Glackens (1870-1938) was born in Philadelphia and educated at the prestigious Central High School alongside Ashcan artist John Sloan and famed collector Albert C. Barnes (for whom he later was an art advisor). At age 21, he began working as an artist-reporter and taking classes at the Pennsylvania Academy of Fine Arts; during this time Sloan introduced him to Robert Henri (1865-1929), and the two traveled through Europe from 1895 until 1896 when Glackens moved to New York City. He began working as a magazine illustrator at different publications while simultaneously practicing oil painting at the encouragement of Henri. Glackens became a member of a group of artists known as the Eight Independent Painters or The Eight Secessionists, and later just The Eight, headed by Henri, the spiritual leader of American Realism at the time and a lifetime crusader against the artistic establishment, along with other Philadelphian artists with illustration backgrounds—John Sloan, George Luks and Everett Shinn. The circle was rounded out by the older and more established Impressionists and Post-Impressionists Ernest Lawson, Maurice Prendergast and Arthur B. Davies.

Glackens' painting style began to shift away from the muted, Ashcan-inspired palette of his earlier works to a more Impressionistic embrace of light and color around 1910, emblematic of his keen observation of the works of Cézanne and Renoir.

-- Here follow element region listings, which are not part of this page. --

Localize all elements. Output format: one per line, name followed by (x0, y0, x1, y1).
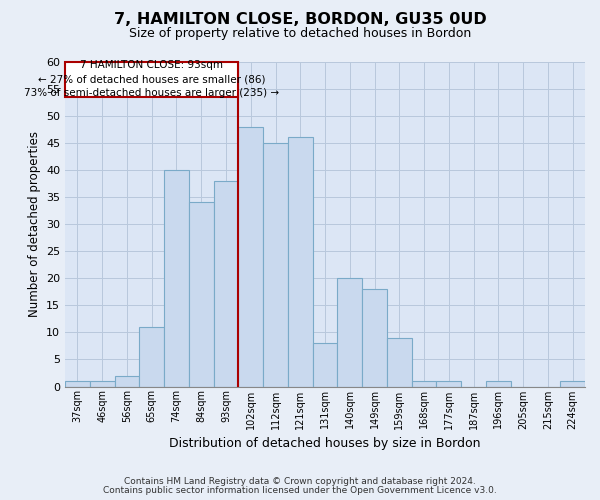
Text: 7 HAMILTON CLOSE: 93sqm
← 27% of detached houses are smaller (86)
73% of semi-de: 7 HAMILTON CLOSE: 93sqm ← 27% of detache… (24, 60, 279, 98)
Text: Contains HM Land Registry data © Crown copyright and database right 2024.: Contains HM Land Registry data © Crown c… (124, 477, 476, 486)
Bar (189, 202, 214, 386)
X-axis label: Distribution of detached houses by size in Bordon: Distribution of detached houses by size … (169, 437, 481, 450)
Bar (164, 170, 189, 386)
Text: Contains public sector information licensed under the Open Government Licence v3: Contains public sector information licen… (103, 486, 497, 495)
Bar (288, 138, 313, 386)
Text: 7, HAMILTON CLOSE, BORDON, GU35 0UD: 7, HAMILTON CLOSE, BORDON, GU35 0UD (113, 12, 487, 28)
Bar (139, 327, 164, 386)
Bar (337, 278, 362, 386)
Bar (313, 343, 337, 386)
Bar (115, 376, 139, 386)
Bar (90, 381, 115, 386)
Bar (436, 381, 461, 386)
Bar (238, 126, 263, 386)
Bar (362, 289, 387, 386)
Bar (486, 381, 511, 386)
Text: Size of property relative to detached houses in Bordon: Size of property relative to detached ho… (129, 28, 471, 40)
Y-axis label: Number of detached properties: Number of detached properties (28, 131, 41, 317)
Bar (65, 62, 238, 96)
Bar (263, 143, 288, 386)
Bar (214, 180, 238, 386)
Bar (412, 381, 436, 386)
Bar (65, 381, 90, 386)
Bar (387, 338, 412, 386)
Bar (560, 381, 585, 386)
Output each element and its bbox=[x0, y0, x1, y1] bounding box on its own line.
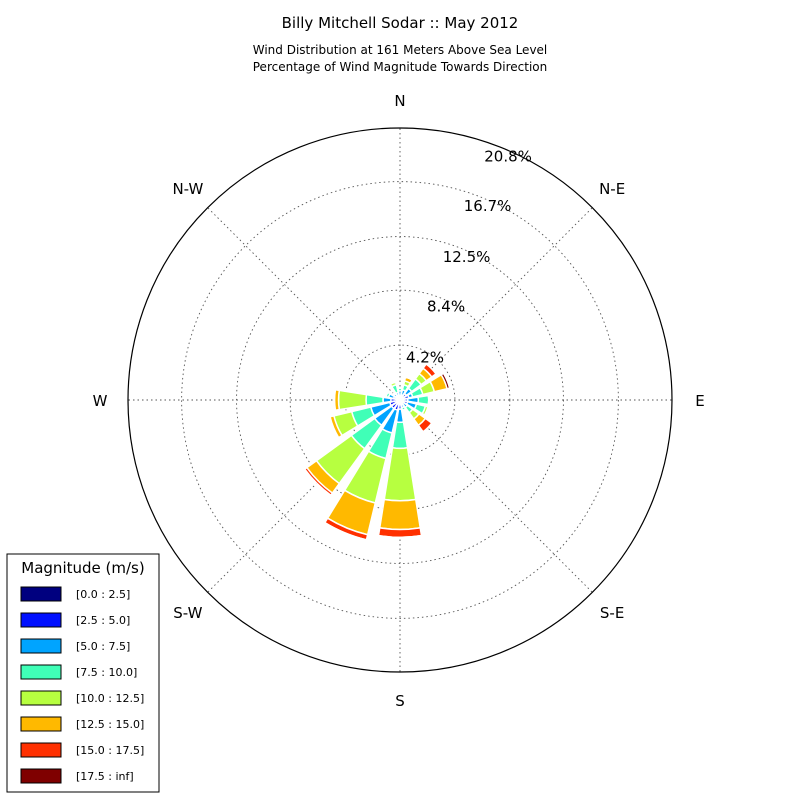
legend-label: [10.0 : 12.5] bbox=[76, 692, 144, 705]
bar-segment-sector-15-bin-4 bbox=[389, 381, 398, 388]
legend-swatch bbox=[20, 612, 62, 628]
legend-label: [2.5 : 5.0] bbox=[76, 614, 130, 627]
direction-label-w: W bbox=[93, 392, 108, 410]
direction-label-s-e: S-E bbox=[600, 604, 624, 622]
bar-segment-sector-8-bin-4 bbox=[383, 447, 417, 502]
bar-segment-sector-8-bin-5 bbox=[378, 498, 422, 531]
radial-tick-labels: 4.2% 8.4% 12.5% 16.7% 20.8% bbox=[406, 148, 532, 367]
legend-swatch bbox=[20, 638, 62, 654]
direction-label-e: E bbox=[695, 392, 704, 410]
bar-segment-sector-5-bin-4 bbox=[421, 405, 429, 416]
outer-circle bbox=[127, 127, 673, 673]
bar-segment-sector-11-bin-5 bbox=[329, 415, 343, 439]
legend-swatch bbox=[20, 586, 62, 602]
bar-segment-sector-2-bin-6 bbox=[422, 363, 437, 378]
bar-segment-sector-12-bin-4 bbox=[337, 389, 368, 411]
radial-tick-label: 8.4% bbox=[427, 298, 465, 316]
grid-circle-4 bbox=[181, 181, 619, 619]
bar-segment-sector-9-bin-7 bbox=[323, 521, 368, 542]
bar-segment-sector-8-bin-7 bbox=[377, 534, 423, 540]
direction-label-n-w: N-W bbox=[172, 180, 203, 198]
legend-label: [0.0 : 2.5] bbox=[76, 588, 130, 601]
polar-grid bbox=[128, 128, 672, 672]
bar-segment-sector-4-bin-4 bbox=[427, 394, 431, 406]
direction-labels: N N-E E S-E S S-W W N-W bbox=[93, 92, 705, 710]
direction-label-s-w: S-W bbox=[173, 604, 202, 622]
legend-label: [7.5 : 10.0] bbox=[76, 666, 137, 679]
direction-label-n: N bbox=[394, 92, 405, 110]
legend-swatch bbox=[20, 690, 62, 706]
radial-tick-label: 12.5% bbox=[443, 248, 491, 266]
bar-segment-sector-10-bin-6 bbox=[304, 466, 334, 496]
bar-segment-sector-12-bin-5 bbox=[333, 389, 341, 411]
legend-label: [12.5 : 15.0] bbox=[76, 718, 144, 731]
bar-segment-sector-1-bin-6 bbox=[404, 375, 414, 381]
legend-swatch bbox=[20, 716, 62, 732]
radial-tick-label: 4.2% bbox=[406, 348, 444, 366]
bar-segment-sector-8-bin-3 bbox=[391, 421, 409, 450]
radial-tick-label: 20.8% bbox=[484, 148, 532, 166]
legend-swatch bbox=[20, 664, 62, 680]
legend-swatch bbox=[20, 768, 62, 784]
wind-bars bbox=[304, 363, 451, 542]
bar-segment-sector-4-bin-3 bbox=[417, 394, 430, 406]
grid-spoke bbox=[399, 207, 593, 401]
chart-subtitle-line-2: Percentage of Wind Magnitude Towards Dir… bbox=[253, 60, 547, 74]
grid-spoke bbox=[207, 207, 401, 401]
bar-segment-sector-13-bin-4 bbox=[383, 391, 389, 398]
grid-spoke bbox=[399, 399, 593, 593]
legend-title: Magnitude (m/s) bbox=[21, 559, 144, 577]
direction-label-s: S bbox=[395, 692, 405, 710]
radial-tick-label: 16.7% bbox=[464, 197, 512, 215]
bar-segment-sector-6-bin-6 bbox=[417, 417, 433, 433]
legend-swatch bbox=[20, 742, 62, 758]
direction-label-n-e: N-E bbox=[599, 180, 625, 198]
legend-label: [17.5 : inf] bbox=[76, 770, 134, 783]
legend-label: [5.0 : 7.5] bbox=[76, 640, 130, 653]
bar-segment-sector-3-bin-7 bbox=[440, 372, 451, 390]
chart-title: Billy Mitchell Sodar :: May 2012 bbox=[282, 14, 519, 32]
legend-label: [15.0 : 17.5] bbox=[76, 744, 144, 757]
bar-segment-sector-0-bin-3 bbox=[397, 387, 403, 392]
bar-segment-sector-7-bin-3 bbox=[401, 405, 407, 411]
bar-segment-sector-12-bin-3 bbox=[365, 393, 384, 407]
chart-subtitle-line-1: Wind Distribution at 161 Meters Above Se… bbox=[253, 43, 548, 57]
legend: Magnitude (m/s) [0.0 : 2.5] [2.5 : 5.0] [5… bbox=[6, 553, 160, 793]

A popular motif that Glackens chose to depict sporadically from the 1890s-1930s was the beach and its activities. One of his most extensive forays into this motif was a series of impressive canvases he completed while he vacationed with his family around Bellport, Long Island during the years 1911-16. Le Royal Conti—Isle Adam relates to a group of paintings, many depicting bathers on a popular beach outside of Paris, on the Oise River, where Glackens and his family lived during the summers of 1926-28.